Jordan’s King Abdullah and Queen Rania began a three-week visit to the United States on Thursday in a bid to shore up support for the kingdom’s struggling economy.
Among Abdullah’s meetings with congressional leaders and senior officials is a sit-down with President Joe Biden. The meeting, which will reportedly take place sometime after mid-July, marks the first by an Arab leader with Biden at the White House since the president took office in January. Also on the monarch’s agenda is an audience with investors.
Washington and Amman have enjoyed a historically strong partnership as Jordan is a key strategic ally in the region. Abdullah was one of the first world leaders to congratulate Biden after his presidential election victory in November. And Jordan ranks among the top recipients of US foreign aid, according to US diplomats to Reuters.
Abdullah is expected to lobby senior officials for an extension of a five-year, $6.4 billion aid package that ends next year. Washington is the kingdom’s single largest source of bilateral assistance at more than $1.5 billion each year.
Increased aid to the kingdom couldn’t come at a more crucial time. Even before the coronavirus pandemic, unemployment rates hovered around 15%. Once the pandemic hit, that number leaped to an all-time high of 25% in the first quarter of 2021. The Jordanian economy also contracted for the first time in 30 years. Officials estimate the economy shrank by 1.6%.

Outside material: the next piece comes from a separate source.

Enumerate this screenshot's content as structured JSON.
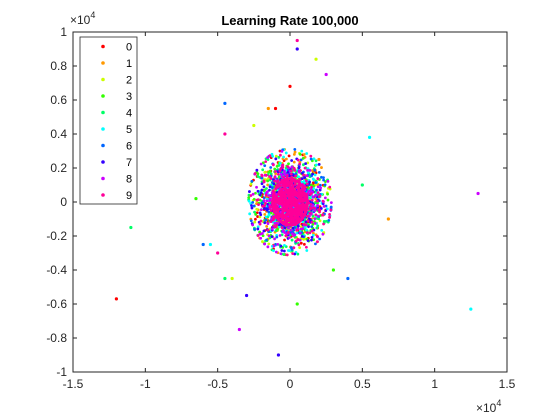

To help Jordan through the pandemic, the International Monetary Fund on Thursday released $206 million to the country under a four-year, $1.3 billion loan program.
Aside from foreign aid discussions, a focus of the meeting could be the Israeli-Palestinian conflict. A majority of Jordan’s 10 million population are of Palestinian descent and Abdullah’s Hashemite family are custodians of the holy sites in Jerusalem. Abdullah was a strong critic of former US President Donald Trump’s Middle East peace plan that some analysts criticized for leaning heavily in favor of Israel.
Abdullah has supported the Biden administration’s more vocal shift toward supporting Palestine. In November shortly after being elected, Biden told Abdullah that he hopes to cooperate on “supporting a two-state solution.”